Leader Election
Also known as:
Master Election
Coordinator Election
Definition
Leader election is how a group of nodes picks one node to coordinate writes, order operations, or own a shard. The winner stays leader for some time. If it dies or stops sending heartbeats, the rest of the group runs another election to pick a new one.
Key Takeaways
- A single leader makes coordination simple. Clients have one place to send writes and ordering happens in one place.
- Most leader elections are built on top of consensus like Paxos or Raft, or on leases backed by a strongly consistent store.
- Without fencing tokens, an old leader that wakes up after a pause can keep writing.
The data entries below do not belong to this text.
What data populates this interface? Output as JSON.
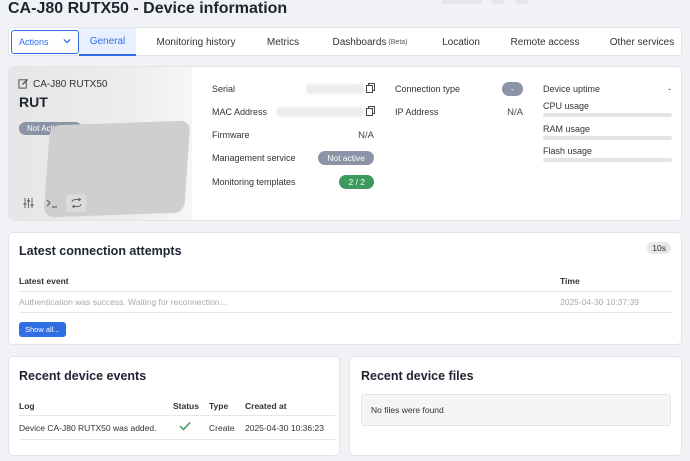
{
  "page": {
    "title": "CA-J80 RUTX50 - Device information"
  },
  "tabs": {
    "actions_label": "Actions",
    "items": [
      {
        "label": "General",
        "suffix": ""
      },
      {
        "label": "Monitoring history",
        "suffix": ""
      },
      {
        "label": "Metrics",
        "suffix": ""
      },
      {
        "label": "Dashboards",
        "suffix": "(Beta)"
      },
      {
        "label": "Location",
        "suffix": ""
      },
      {
        "label": "Remote access",
        "suffix": ""
      },
      {
        "label": "Other services",
        "suffix": ""
      }
    ]
  },
  "device": {
    "name": "CA-J80 RUTX50",
    "type": "RUT",
    "activation_status": "Not Activated",
    "icons": [
      "sliders-icon",
      "terminal-icon",
      "refresh-icon"
    ]
  },
  "info": {
    "serial_label": "Serial",
    "mac_label": "MAC Address",
    "firmware_label": "Firmware",
    "firmware_value": "N/A",
    "management_label": "Management service",
    "management_value": "Not active",
    "templates_label": "Monitoring templates",
    "templates_value": "2 / 2",
    "connection_type_label": "Connection type",
    "connection_type_value": "-",
    "ip_label": "IP Address",
    "ip_value": "N/A",
    "uptime_label": "Device uptime",
    "uptime_value": "-",
    "cpu_label": "CPU usage",
    "ram_label": "RAM usage",
    "flash_label": "Flash usage"
  },
  "connection_attempts": {
    "title": "Latest connection attempts",
    "refresh_badge": "10s",
    "col_event": "Latest event",
    "col_time": "Time",
    "rows": [
      {
        "event": "Authentication was success. Waiting for reconnection...",
        "time": "2025-04-30 10:37:39"
      }
    ],
    "show_all_label": "Show all..."
  },
  "events": {
    "title": "Recent device events",
    "col_log": "Log",
    "col_status": "Status",
    "col_type": "Type",
    "col_created": "Created at",
    "rows": [
      {
        "log": "Device CA-J80 RUTX50 was added.",
        "status_icon": "check-icon",
        "type": "Create",
        "created_at": "2025-04-30 10:36:23"
      }
    ]
  },
  "files": {
    "title": "Recent device files",
    "empty_message": "No files were found"
  },
  "colors": {
    "accent": "#2f6fe3",
    "success": "#3c9a5f",
    "muted_badge": "#8a94a6"
  }
}
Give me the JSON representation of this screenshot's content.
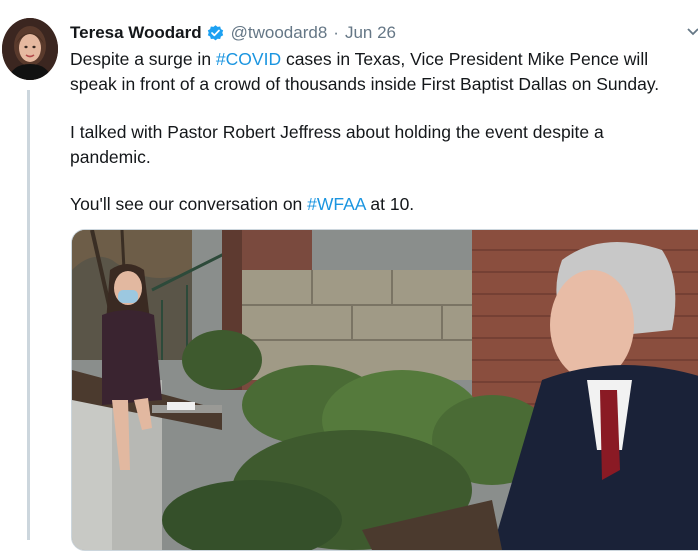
{
  "tweet": {
    "author_name": "Teresa Woodard",
    "handle": "@twoodard8",
    "separator": "·",
    "date": "Jun 26",
    "para1": {
      "pre": "Despite a surge in ",
      "hashtag": "#COVID",
      "post": " cases in Texas, Vice President Mike Pence will",
      "line2": "speak in front of a crowd of thousands inside First Baptist Dallas on Sunday."
    },
    "para2": {
      "line1": "I talked with Pastor Robert Jeffress about holding the event despite a",
      "line2": "pandemic."
    },
    "para3": {
      "pre": "You'll see our conversation on ",
      "hashtag": "#WFAA",
      "post": " at 10."
    }
  },
  "icons": {
    "verified": "verified-badge-icon",
    "more": "chevron-down-icon"
  },
  "colors": {
    "link": "#1b95e0",
    "verified": "#1da1f2",
    "text": "#14171a",
    "muted": "#657786"
  }
}
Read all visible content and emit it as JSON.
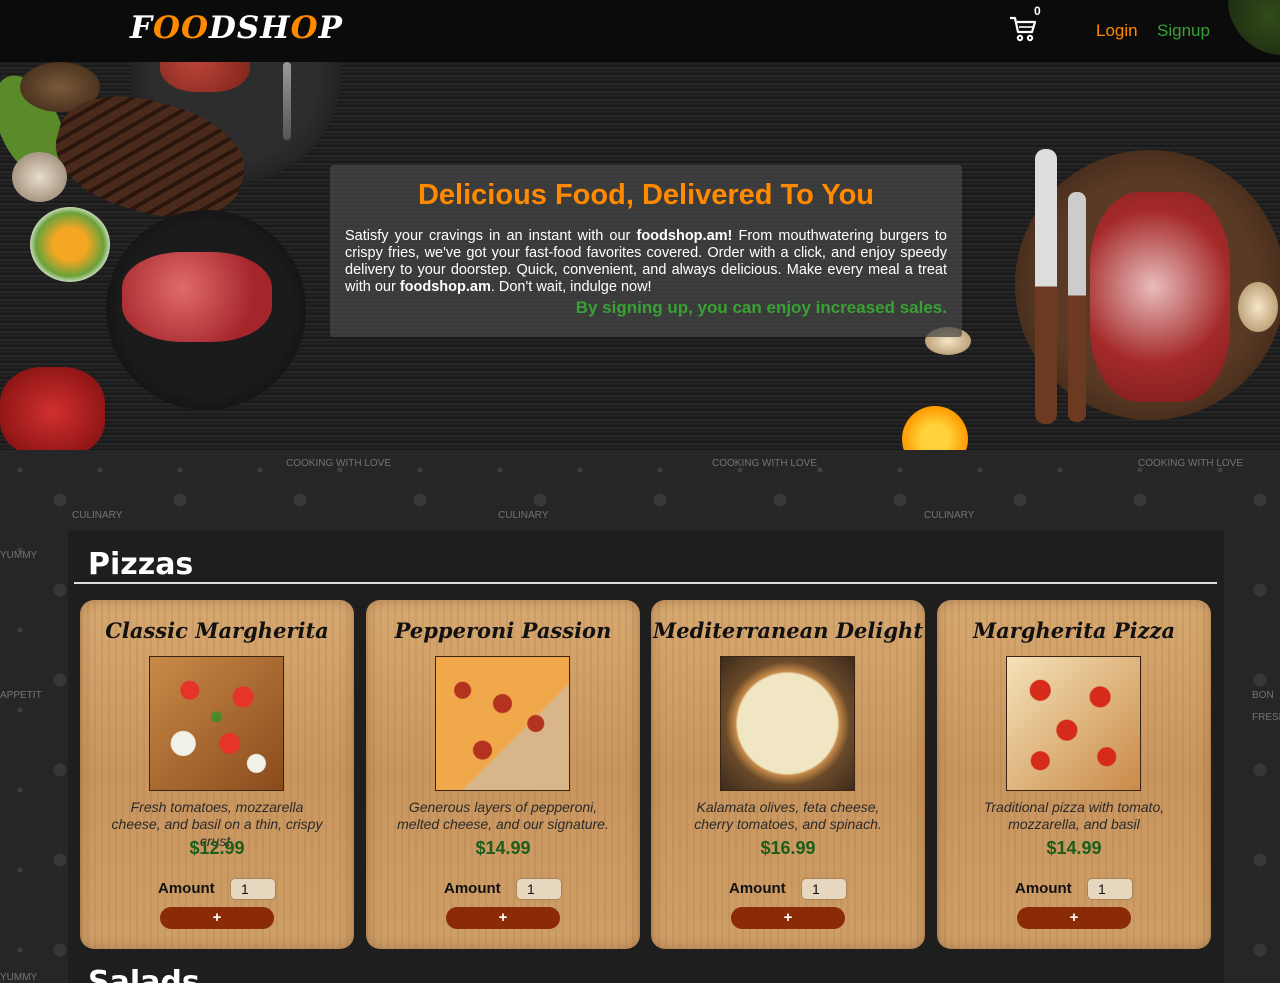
{
  "header": {
    "logo_prefix": "F",
    "logo_oo": "OO",
    "logo_mid": "DSH",
    "logo_o2": "O",
    "logo_suffix": "P",
    "cart_icon": "shopping-cart-icon",
    "cart_count": "0",
    "login_label": "Login",
    "signup_label": "Signup"
  },
  "hero": {
    "title": "Delicious Food, Delivered To You",
    "text_1": "Satisfy your cravings in an instant with our ",
    "brand_1": "foodshop.am!",
    "text_2": " From mouthwatering burgers to crispy fries, we've got your fast-food favorites covered. Order with a click, and enjoy speedy delivery to your doorstep. Quick, convenient, and always delicious. Make every meal a treat with our ",
    "brand_2": "foodshop.am",
    "text_3": ". Don't wait, indulge now!",
    "subtext": "By signing up, you can enjoy increased sales."
  },
  "doodles": [
    "COOKING WITH LOVE",
    "CULINARY",
    "COOKING WITH LOVE",
    "CULINARY",
    "COOKING WITH LOVE",
    "CULINARY",
    "YUMMY",
    "APPETIT",
    "BON",
    "FRESH",
    "YUMMY"
  ],
  "section": {
    "title": "Pizzas",
    "next_title": "Salads"
  },
  "products": [
    {
      "name": "Classic Margherita",
      "description": "Fresh tomatoes, mozzarella cheese, and basil on a thin, crispy crust.",
      "price": "$12.99",
      "amount_label": "Amount",
      "amount": "1",
      "add_label": "+"
    },
    {
      "name": "Pepperoni Passion",
      "description": "Generous layers of pepperoni, melted cheese, and our signature.",
      "price": "$14.99",
      "amount_label": "Amount",
      "amount": "1",
      "add_label": "+"
    },
    {
      "name": "Mediterranean Delight",
      "description": "Kalamata olives, feta cheese, cherry tomatoes, and spinach.",
      "price": "$16.99",
      "amount_label": "Amount",
      "amount": "1",
      "add_label": "+"
    },
    {
      "name": "Margherita Pizza",
      "description": "Traditional pizza with tomato, mozzarella, and basil",
      "price": "$14.99",
      "amount_label": "Amount",
      "amount": "1",
      "add_label": "+"
    }
  ],
  "colors": {
    "accent": "#ff8a00",
    "green": "#37a233",
    "price_green": "#1b5e1b",
    "button": "#8a2a06"
  }
}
That is one cause of split brain.
- Failover time is set by the lease TTL or election timeout, not by how fast the new leader can boot.
How It Works
- Each candidate tries to claim the leader slot in some shared place, like a Raft term vote, a ZooKeeper ephemeral znode, or an etcd lease key.
- The shared place makes sure only one candidate can hold the slot at a time.
- The winner publishes itself as leader, takes a fencing token, and starts sending heartbeats to keep the lease alive.
- If heartbeats stop or the lease expires, the other nodes start a new election with a higher token.
Where It Is Used
- Kubernetes uses a Lease object to elect the active controller manager and scheduler.
- Kafka’s controller is elected through ZooKeeper or KRaft and decides who owns each partition.
- etcd, Consul, and Vault all expose a leader election helper that wraps lease and watch primitives.